A literatura como sintoma de uma cultura em recuo
Vivemos um momento curioso em que a literatura e a cultura parecem recuar, como se tivessem perdido o fôlego diante de um futuro que já não inspira. E não estou falando de discursossobre decrescimento, mas da sensação concreta de que a tecnologia chegou a um tipo de platô: temos máquinas cada vez mais rápidas, mas ideias cada vez mais rasas. O progresso prometido se transformou em ruído, distração, automação da superficialidade. A produção cultural, em vez de acompanhar ou tensionar esse avanço, se acomoda. Estamos sufocados por nossa própria indecisão sobre o que significa, afinal, “evoluir”. O resultado é uma cultura que gira em falso — não por falta de recursos, mas por falta de direção.
A virada de 2000 para 2025 mostra mais do que mudanças de gosto: revela uma mudança de consciência coletiva. Saímos de uma literatura que pensava o país para uma que evita o desconforto. Onde havia questionamento, agora há distração. Onde havia desejo de saber, agora há desejo de esquecer.
O crescimento da literatura religiosa e dos livros de autoajuda com promessas financeiras parece apontar para um país cansado, endividado e desiludido, que se refugia ora em Deus, ora no sonho de enriquecer, ora em páginas para colorir. O que poderia ser pluralidade tornou-se repetição. Há espaço para tudo, exceto para o pensamento crítico.

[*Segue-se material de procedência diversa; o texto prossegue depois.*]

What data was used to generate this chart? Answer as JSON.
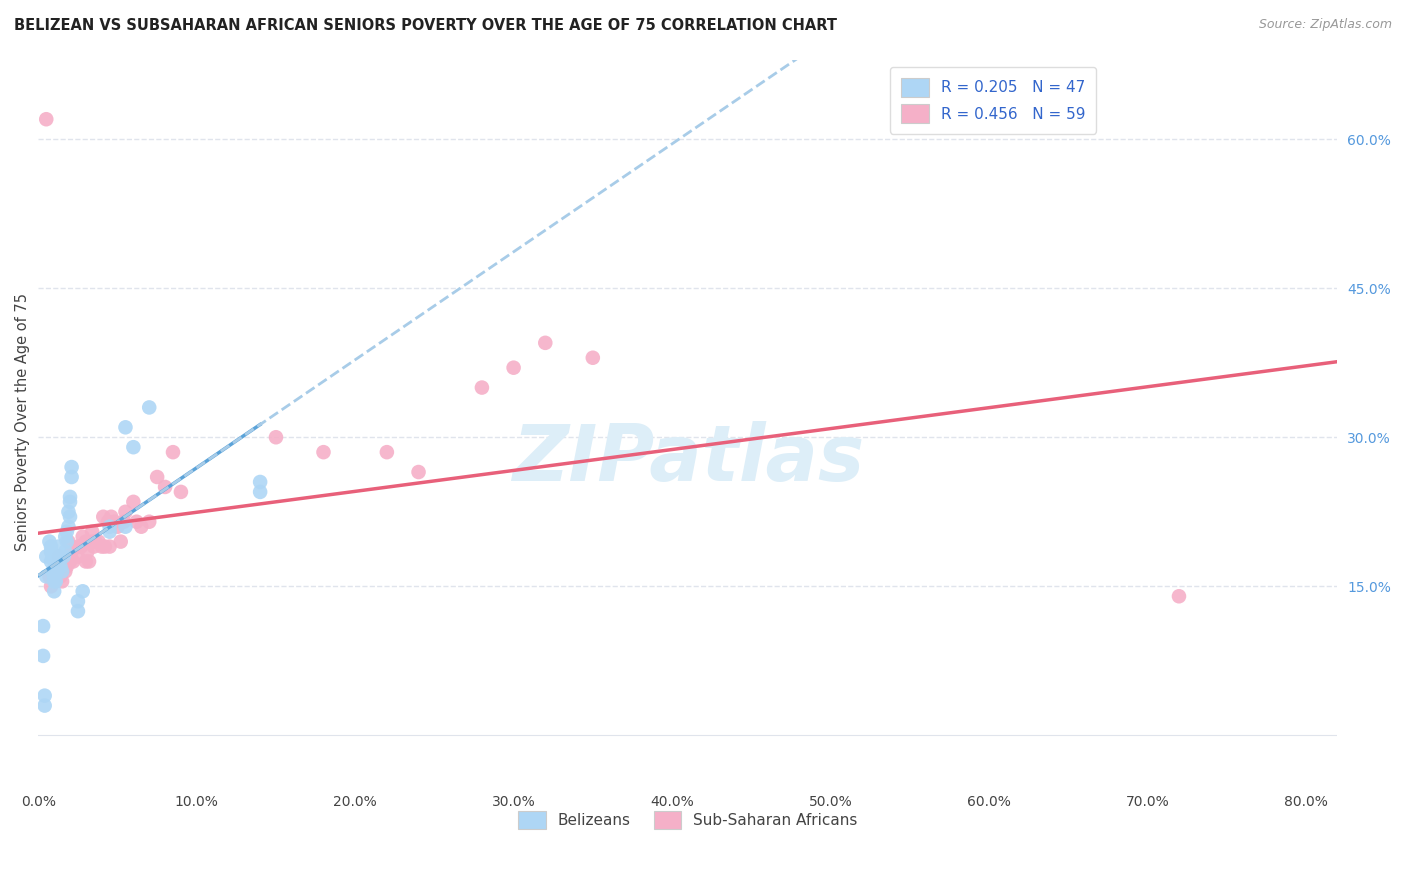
{
  "title": "BELIZEAN VS SUBSAHARAN AFRICAN SENIORS POVERTY OVER THE AGE OF 75 CORRELATION CHART",
  "source": "Source: ZipAtlas.com",
  "ylabel": "Seniors Poverty Over the Age of 75",
  "xlim": [
    0.0,
    0.82
  ],
  "ylim": [
    -0.05,
    0.68
  ],
  "belize_R": 0.205,
  "belize_N": 47,
  "subsaharan_R": 0.456,
  "subsaharan_N": 59,
  "belize_color": "#aed6f5",
  "belize_line_color": "#5ba3d9",
  "subsaharan_color": "#f5b0c8",
  "subsaharan_line_color": "#e8607a",
  "dashed_line_color": "#a8cce8",
  "watermark_color": "#ddeef8",
  "background_color": "#ffffff",
  "grid_color": "#e0e4ec",
  "belize_x": [
    0.003,
    0.003,
    0.004,
    0.004,
    0.005,
    0.005,
    0.007,
    0.008,
    0.008,
    0.008,
    0.009,
    0.009,
    0.01,
    0.01,
    0.01,
    0.01,
    0.011,
    0.011,
    0.012,
    0.012,
    0.013,
    0.013,
    0.014,
    0.015,
    0.016,
    0.017,
    0.017,
    0.018,
    0.018,
    0.019,
    0.019,
    0.02,
    0.02,
    0.02,
    0.021,
    0.021,
    0.025,
    0.025,
    0.028,
    0.045,
    0.045,
    0.055,
    0.055,
    0.06,
    0.07,
    0.14,
    0.14
  ],
  "belize_y": [
    0.11,
    0.08,
    0.04,
    0.03,
    0.16,
    0.18,
    0.195,
    0.19,
    0.185,
    0.175,
    0.18,
    0.165,
    0.175,
    0.16,
    0.155,
    0.145,
    0.17,
    0.155,
    0.18,
    0.165,
    0.175,
    0.19,
    0.17,
    0.165,
    0.18,
    0.185,
    0.2,
    0.195,
    0.205,
    0.21,
    0.225,
    0.22,
    0.235,
    0.24,
    0.26,
    0.27,
    0.135,
    0.125,
    0.145,
    0.21,
    0.205,
    0.21,
    0.31,
    0.29,
    0.33,
    0.255,
    0.245
  ],
  "subsaharan_x": [
    0.005,
    0.007,
    0.008,
    0.01,
    0.012,
    0.013,
    0.014,
    0.015,
    0.015,
    0.016,
    0.017,
    0.018,
    0.018,
    0.019,
    0.02,
    0.02,
    0.021,
    0.022,
    0.025,
    0.025,
    0.027,
    0.028,
    0.03,
    0.03,
    0.031,
    0.032,
    0.034,
    0.034,
    0.035,
    0.036,
    0.038,
    0.04,
    0.041,
    0.042,
    0.044,
    0.045,
    0.046,
    0.048,
    0.05,
    0.052,
    0.054,
    0.055,
    0.06,
    0.062,
    0.065,
    0.07,
    0.075,
    0.08,
    0.085,
    0.09,
    0.15,
    0.18,
    0.22,
    0.24,
    0.28,
    0.32,
    0.35,
    0.72,
    0.3
  ],
  "subsaharan_y": [
    0.62,
    0.16,
    0.15,
    0.16,
    0.17,
    0.18,
    0.16,
    0.175,
    0.155,
    0.17,
    0.165,
    0.175,
    0.17,
    0.195,
    0.175,
    0.18,
    0.185,
    0.175,
    0.19,
    0.18,
    0.19,
    0.2,
    0.195,
    0.175,
    0.185,
    0.175,
    0.195,
    0.205,
    0.19,
    0.195,
    0.195,
    0.19,
    0.22,
    0.19,
    0.215,
    0.19,
    0.22,
    0.215,
    0.21,
    0.195,
    0.215,
    0.225,
    0.235,
    0.215,
    0.21,
    0.215,
    0.26,
    0.25,
    0.285,
    0.245,
    0.3,
    0.285,
    0.285,
    0.265,
    0.35,
    0.395,
    0.38,
    0.14,
    0.37
  ],
  "right_ytick_vals": [
    0.6,
    0.45,
    0.3,
    0.15
  ],
  "right_ytick_labels": [
    "60.0%",
    "45.0%",
    "30.0%",
    "15.0%"
  ],
  "x_tick_vals": [
    0.0,
    0.1,
    0.2,
    0.3,
    0.4,
    0.5,
    0.6,
    0.7,
    0.8
  ],
  "x_tick_labels": [
    "0.0%",
    "10.0%",
    "20.0%",
    "30.0%",
    "40.0%",
    "50.0%",
    "60.0%",
    "70.0%",
    "80.0%"
  ]
}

Emburrecimento cultural não é ausência de livros. É a presença de muitos livros que não dizem nada.
Conclusão: O alerta está nas prateleiras
Essa comparação entre os anos 2000 e 2025 deveria servir de alerta. A cultura de massa brasileira, ao migrar de uma literatura de enfrentamento para uma literatura de fuga e ilusão, enfraquece seu próprio tecido social. A leitura, que já foi instrumento de entendimento e transformação, corre o risco de se tornar somente uma ferramenta de distração e pior: uma distração que nos custa caro, porque nos afasta da realidade e do pensamento crítico.
O Brasil lê. Mas a pergunta é: o que o Brasil está aprendendo com o que lê?